Do any of you Utah natives remember the old Holladay Gun Club above Wasatch Blvd? Back in the day, when I was a youth, that place was way cool through a teens eyes. Lots of good memories.


----------



## Critter (Mar 20, 2010)

We used to go to a range up in the mouth of Provo Canyon where the park is now. The last time that I was there was over 30 years ago and the pit at the end of the range was just about full of used appliances.


----------



## DallanC (Jan 13, 2009)

Critter said:


> We used to go to a range up in the mouth of Provo Canyon where the park is now. The last time that I was there was over 30 years ago and the pit at the end of the range was just about full of used appliances.

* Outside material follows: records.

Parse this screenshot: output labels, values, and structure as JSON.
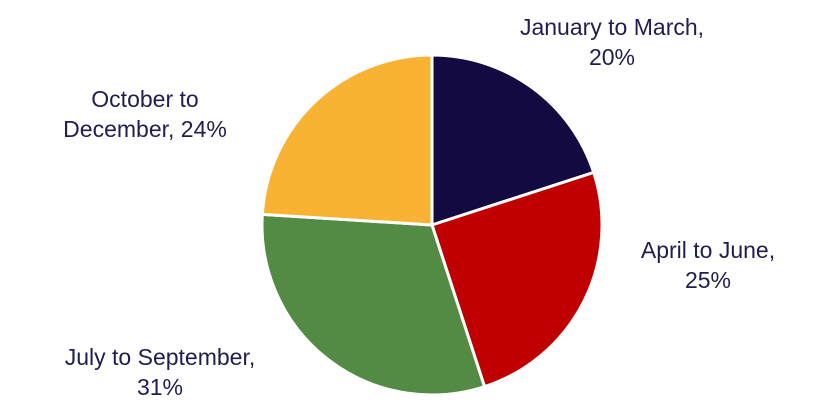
{
  "chart_data": {
    "type": "pie",
    "title": "",
    "slices": [
      {
        "label_lines": [
          "January to March,",
          "20%"
        ],
        "category": "January to March",
        "value": 20,
        "color": "#140a42"
      },
      {
        "label_lines": [
          "April to June,",
          "25%"
        ],
        "category": "April to June",
        "value": 25,
        "color": "#c00000"
      },
      {
        "label_lines": [
          "July to September,",
          "31%"
        ],
        "category": "July to September",
        "value": 31,
        "color": "#538b45"
      },
      {
        "label_lines": [
          "October to",
          "December, 24%"
        ],
        "category": "October to December",
        "value": 24,
        "color": "#f9b233"
      }
    ],
    "legend": "none"
  }
}
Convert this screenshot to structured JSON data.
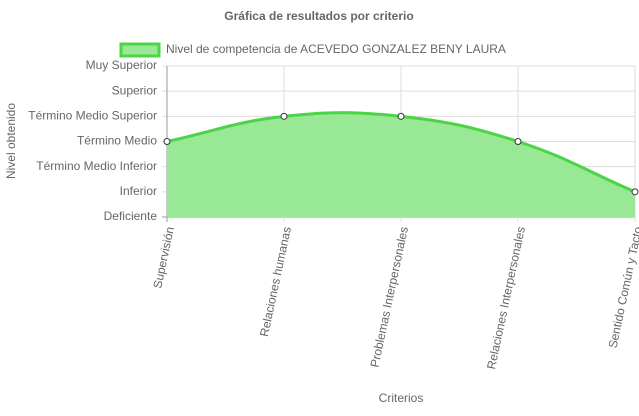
{
  "chart_data": {
    "type": "line",
    "title": "Gráfica de resultados por criterio",
    "x_label": "Criterios",
    "y_label": "Nivel obtenido",
    "categories": [
      "Supervisión",
      "Relaciones humanas",
      "Problemas Interpersonales",
      "Relaciones Interpersonales",
      "Sentido Común y Tacto"
    ],
    "series": [
      {
        "name": "Nivel de competencia de ACEVEDO GONZALEZ BENY LAURA",
        "color": "#4cd447",
        "fill": "#98e895",
        "values": [
          3,
          4,
          4,
          3,
          1
        ]
      }
    ],
    "ylim": [
      0,
      6
    ],
    "yticks": [
      {
        "value": 0,
        "label": "Deficiente"
      },
      {
        "value": 1,
        "label": "Inferior"
      },
      {
        "value": 2,
        "label": "Término Medio Inferior"
      },
      {
        "value": 3,
        "label": "Término Medio"
      },
      {
        "value": 4,
        "label": "Término Medio Superior"
      },
      {
        "value": 5,
        "label": "Superior"
      },
      {
        "value": 6,
        "label": "Muy Superior"
      }
    ],
    "grid": true
  }
}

The current provo range is pretty nice, my boy did his hunters safety shooting there at the pistol / rimfire range.

-DallanC


----------



## Critter (Mar 20, 2010)

It's always nice to be able to go to a range the is kept up and perhaps a cover over the shooing area so that if it is raining you can still shoot and enjoy the time. 

The area that I shoot at right now is BLM land and if I use a old road I can shoot out to 800 yards but like other areas people like to shoot trash and I usually haul at least a truck load out of there each year. The down side to this area is that I am still waiting for the mud to dry up so that I can get out there and start shooting my .25-06 and get some loads built up for it.


----------



## LostLouisianian (Oct 11, 2010)

There IS a spot or two on the west side of Utah lake where shooting is legal and the area is easily accessible. I will NOT post those sites in public on here. If you want to know where they are then PM me and I will let you know in private. I have cleared with Law Enforcement that those sites are still legal to shoot at.


----------